We’ll Always Be Able To Catch Pokemon At Fukushima

We’ll Always Be Able To Catch Pokemon At Fukushima

Pokemon GO is everywhere, and for some, that’s a problem.

Image: AP Photo/Shizuo Kambayashi

Earlier today, Tokyo Electric Power Company Holdings Co. (Tepco) urged players in Japan not to venture into the radiation zone around its damaged Fukushima reactor — which melted down in 2011 — for fairly obvious reasons. Tepco joins the Holocaust Museum in Washington DC, Nagasaki Peace Park and the Auschwitz Memorial in petitioning Niantic to exclude Pokemon, PokeStops or gyms from appearing on their premises. Sadly it’s not likely to happen soon.

Location-based apps know when you’re near a point of interest, and setting up blackout spots would be relatively simple for a company with Niantic’s skills and connections. But PoGo has already been plagued with server issues, irritating bugs and a thoroughly broken combat system. At San Diego Comic-Con, Niantic also claimed the game is only about 10 per cent complete. But besides having bigger virtual fish to fry, creating blackout zones puts the company in a precarious position.

As the game exists currently, monsters appear algorithmically based on a number of location and weather data points (or so the current thinking goes.) PokeStop/gym locations are imported from a previous game, Ingress, where they were generated by users. In tandem, that means little to no culpability on Niantic’s part when friction exists between the real world and the virtual one it built. Sites of human genocide and irradiated quarantine zones seem like fairly obvious candidates for exclusion, but they open a can of worms that Niantic would be responsible for. What about a local business that’s sick of loiterers? Or a virtual monster Do-Not-Catch list for private citizens? It’s not hard to imagine a selectively-functional app becoming a terrific headache, and one that Niantic would be forced to adjudicate.

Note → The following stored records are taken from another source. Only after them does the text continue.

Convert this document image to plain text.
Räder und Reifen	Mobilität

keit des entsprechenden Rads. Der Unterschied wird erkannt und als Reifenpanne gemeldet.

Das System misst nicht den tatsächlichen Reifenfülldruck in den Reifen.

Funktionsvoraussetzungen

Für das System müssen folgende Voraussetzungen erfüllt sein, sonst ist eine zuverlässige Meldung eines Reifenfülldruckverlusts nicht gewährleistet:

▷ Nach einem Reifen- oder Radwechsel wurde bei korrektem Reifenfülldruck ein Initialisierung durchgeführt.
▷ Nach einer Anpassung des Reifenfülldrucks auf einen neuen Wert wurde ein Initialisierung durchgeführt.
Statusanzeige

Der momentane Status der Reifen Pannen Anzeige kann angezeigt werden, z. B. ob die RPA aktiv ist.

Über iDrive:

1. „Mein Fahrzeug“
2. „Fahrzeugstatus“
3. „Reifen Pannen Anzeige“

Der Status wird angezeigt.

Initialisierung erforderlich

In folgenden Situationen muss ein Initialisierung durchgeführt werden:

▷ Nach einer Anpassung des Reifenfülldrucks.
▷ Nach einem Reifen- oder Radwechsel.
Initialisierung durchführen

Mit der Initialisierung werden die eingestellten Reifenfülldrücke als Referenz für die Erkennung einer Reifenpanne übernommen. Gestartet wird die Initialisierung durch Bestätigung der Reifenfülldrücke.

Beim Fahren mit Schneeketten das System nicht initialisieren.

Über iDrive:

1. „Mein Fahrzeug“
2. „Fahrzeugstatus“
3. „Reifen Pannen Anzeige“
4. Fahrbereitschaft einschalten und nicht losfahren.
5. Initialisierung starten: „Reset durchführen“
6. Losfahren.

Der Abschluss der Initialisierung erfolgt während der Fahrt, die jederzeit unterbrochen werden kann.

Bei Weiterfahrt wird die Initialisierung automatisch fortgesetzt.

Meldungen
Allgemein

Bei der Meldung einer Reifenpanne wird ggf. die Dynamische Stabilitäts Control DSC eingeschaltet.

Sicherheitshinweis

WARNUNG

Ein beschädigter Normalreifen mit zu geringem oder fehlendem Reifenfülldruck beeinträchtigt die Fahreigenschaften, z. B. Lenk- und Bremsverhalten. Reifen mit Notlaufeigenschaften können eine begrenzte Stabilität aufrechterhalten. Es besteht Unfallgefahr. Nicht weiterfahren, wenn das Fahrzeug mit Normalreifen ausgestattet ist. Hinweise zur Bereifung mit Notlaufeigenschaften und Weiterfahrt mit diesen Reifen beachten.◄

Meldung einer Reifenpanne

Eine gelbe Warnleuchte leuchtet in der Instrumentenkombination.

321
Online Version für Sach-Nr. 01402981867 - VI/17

There’s little reason for players to venture towards Tepco’s ruined reactor — it’s believed that the number of Pokemon sightings in an area is directly related to population density, meaning the catchable monsters in the Red Zone should be nearly zero. Even so, the area still affected by the meltdown is enormous, and many PokeStops appear on the Ingress game map within those boundaries. While there are checkpoints to stop people from entering the exclusion zone, many have been able to slip through in the past.

We’ll Always Be Able To Catch Pokemon At Fukushima
Image: Ingress Intel

Image: Ingress Intel

Most troublingly, an Ingress location appears just outside the reactor. To the day Fukushima is leaking dangerous isotopes into the ocean. Some, like Caesium-137 and have decades-long half lives.

A spokesman from The Pokemon Company told the Japan Times that some gyms and PokeStops were being kept open around Fukushima for when evacuees are allowed to return, though it’s unclear why The Pokemon Company was speaking on behalf of Niantic. A spokesman from Niantic told The Guardian that the game would be modified if problems were discovered — a vague and cagey sentiment from a company that is encouraging its player base to wander onto the site of a nuclear disaster. In all likeliness, Niantic will wait as long as possible before publicly involving itself, because once it does there will be no turning back. In the meantime it appears to be making changes quietly, like removing two of the 9/11 Memorial PokeStops, Fortune reported.

Niantic — as has been the case with every single Pokemon GO story appearing on Gizmodo — was unavailable for comment.